Open for more than 100 years, this Parkdale farm has welcomed visitors in the summer and fall to pick peaches, pears, and apples from the farm’s picturesque orchards. With mountain views, as well as 120 distinct varieties of apples, pears, and Asian pears, Kiyokawa is a hotspot for families on weekends. In regards to COVID-19 precautions, customers can’t bring containers from home instead they must buy boxes or bags at a set price, which they can fill as heavily as they’d like to — that way, there’s no concern surrounding sanitized baskets and people don’t crowd together waiting in line. All visitors must wear masks under the tent and inside the farm stand.

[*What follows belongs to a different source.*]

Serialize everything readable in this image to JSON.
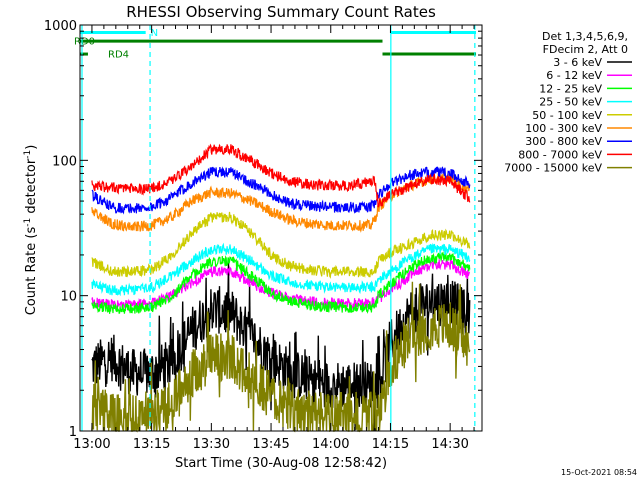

In the field, masks are required in areas where it’s impossible to socially distance 6 feet away from others. Sampling fruit while picking is forbidden, as is picnicking and bringing in outside food.

5625 Hutson Dr
Mt Hood, OR 97041

10. Hilda's Organic U-Pick

1519 Country Club Rd, Hood River, OR 97031

Located in a quiet space off the main route of the Hood River fruit loop, this organic farm offers views of Mt. Hood and u-pick organic produce like heirloom tomatoes, blueberries, cherries, apples, and peaches, as well as a rainbow of dahlias. Clucking chickens, a duck pond, and an old barn where fruit is weighed give the space an old time-y feel. The website has an updated list of what fruit is available for picking. Pickers should bring their own baskets.

1519 Country Club Rd
Hood River, OR 97031

11. Draper Girls Country Farm

6200 OR-35, Mt Hood, OR 97041

Draper Girls’s Hood River farm was founded in 1962, offering u-pick goodies like cherries, apples, pears, strawberries, raspberries, blueberries, plums, peaches, and nectarines. Onsite is Hood River Valley’s only 100 percent, non-pasteurized, licensed apple cider mill. Fresh fruit and vegetables are on sale at the fruit stand, as well as Oregon-made preserves, cider, and frozen cuts of grass- and fruit-fed sheep, goats, and hogs. Honey Crisp, Gala, Elstar and Golden Supreme apples, as well as Green Anjou and Bosc pears, will be ripe for picking this fall. A large swing, mountain views, and farms animals provide a full Hood River farm experience.